Hi all, I've been posting about my husband's behaviour recently and some of you may remember. It has been generally established that there was nothing wrong with him and it was my attitude that perhaps needed sorting out. I've taken all of that on board and has been trying to make amends. However, tonight happened something that I'm not sure anymore who's right and who's wrong and I completely lost any perspective.
So briefly, for the background, we've been together for 11 years and we have 2 young children. He works 6 days a week and I'm SAHM. He helps around the house and with the kids.
Now for the problem. He goes to play football and then to the pub every/ every other Sunday evening and has been doing so since we met (and before that, pretty much all his adult life). Fine.
Now I've decided to start swimming on Saturdays and have booked myself into swimming pool today at 4pm. I told him about that last night and he said that's cool and he'll be home 3.30pm. So today come 3.30 no sight of him. I call him and he's saying he's running behind. There were voices in the background and I think he was in the pub. From the way he spoke I had impression that he forgot about my swimming and was reluctant to admit he went to the pub. I got angry over the phone and started shouting that I needed to leave as I want to go swimming. He was saying can you go tomorrow and I said no. He then said I'll see you in about an hour but I was so livid I hang up. So I was expecting to see him at 4.30 at home and no sight of him again. I decided not to call him this time round even though I was fuming. So dinner time comes, I feed the kids and start putting them to bed. He then turns up at 8 o'clock (!!) and comes upstairs and takes the youngest (he's 14 months and he usually puts him to bed since I stopped BF at night and he sleeps with him) and tries to put him to sleep but I completely lost my shit and started screaming at him, he was saying sorry and that let's put them to sleep for now.
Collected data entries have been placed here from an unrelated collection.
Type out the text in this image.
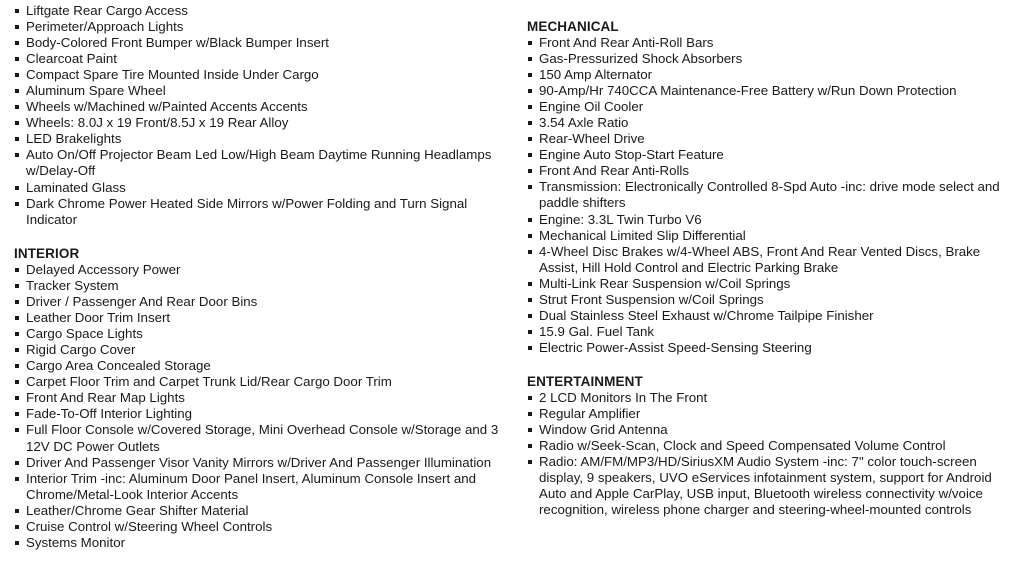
Liftgate Rear Cargo Access
Perimeter/Approach Lights
Body-Colored Front Bumper w/Black Bumper Insert
Clearcoat Paint
Compact Spare Tire Mounted Inside Under Cargo
Aluminum Spare Wheel
Wheels w/Machined w/Painted Accents Accents
Wheels: 8.0J x 19 Front/8.5J x 19 Rear Alloy
LED Brakelights
Auto On/Off Projector Beam Led Low/High Beam Daytime Running Headlamps w/Delay-Off
Laminated Glass
Dark Chrome Power Heated Side Mirrors w/Power Folding and Turn Signal Indicator
INTERIOR
Delayed Accessory Power
Tracker System
Driver / Passenger And Rear Door Bins
Leather Door Trim Insert
Cargo Space Lights
Rigid Cargo Cover
Cargo Area Concealed Storage
Carpet Floor Trim and Carpet Trunk Lid/Rear Cargo Door Trim
Front And Rear Map Lights
Fade-To-Off Interior Lighting
Full Floor Console w/Covered Storage, Mini Overhead Console w/Storage and 3 12V DC Power Outlets
Driver And Passenger Visor Vanity Mirrors w/Driver And Passenger Illumination
Interior Trim -inc: Aluminum Door Panel Insert, Aluminum Console Insert and Chrome/Metal-Look Interior Accents
Leather/Chrome Gear Shifter Material
Cruise Control w/Steering Wheel Controls
Systems Monitor
MECHANICAL
Front And Rear Anti-Roll Bars
Gas-Pressurized Shock Absorbers
150 Amp Alternator
90-Amp/Hr 740CCA Maintenance-Free Battery w/Run Down Protection
Engine Oil Cooler
3.54 Axle Ratio
Rear-Wheel Drive
Engine Auto Stop-Start Feature
Front And Rear Anti-Rolls
Transmission: Electronically Controlled 8-Spd Auto -inc: drive mode select and paddle shifters
Engine: 3.3L Twin Turbo V6
Mechanical Limited Slip Differential
4-Wheel Disc Brakes w/4-Wheel ABS, Front And Rear Vented Discs, Brake Assist, Hill Hold Control and Electric Parking Brake
Multi-Link Rear Suspension w/Coil Springs
Strut Front Suspension w/Coil Springs
Dual Stainless Steel Exhaust w/Chrome Tailpipe Finisher
15.9 Gal. Fuel Tank
Electric Power-Assist Speed-Sensing Steering
ENTERTAINMENT
2 LCD Monitors In The Front
Regular Amplifier
Window Grid Antenna
Radio w/Seek-Scan, Clock and Speed Compensated Volume Control
Radio: AM/FM/MP3/HD/SiriusXM Audio System -inc: 7" color touch-screen display, 9 speakers, UVO eServices infotainment system, support for Android Auto and Apple CarPlay, USB input, Bluetooth wireless connectivity w/voice recognition, wireless phone charger and steering-wheel-mounted controls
I flew off the handle and kept chasing him asking why he did this to me and anyway he was getting annoyed that I kept arguing in front of the kids and he said to me that he'll put them both to sleep and I can just go and relax and he's happy for me to go anywhere I like tomorrow and he'll take care of the kids but it was said in a way like as if it's not a big deal and what's all the fuss about since he said sorry. So if course he was in the pub.
I stormed off and went to take a bath. I'm more calm now and need to decide what strategy to take now. I think he's trying to make it sound as if it's not such a big deal but it is for me. I think it's a total disrespect of my needs and everything, I was absolutely livid. What would you do?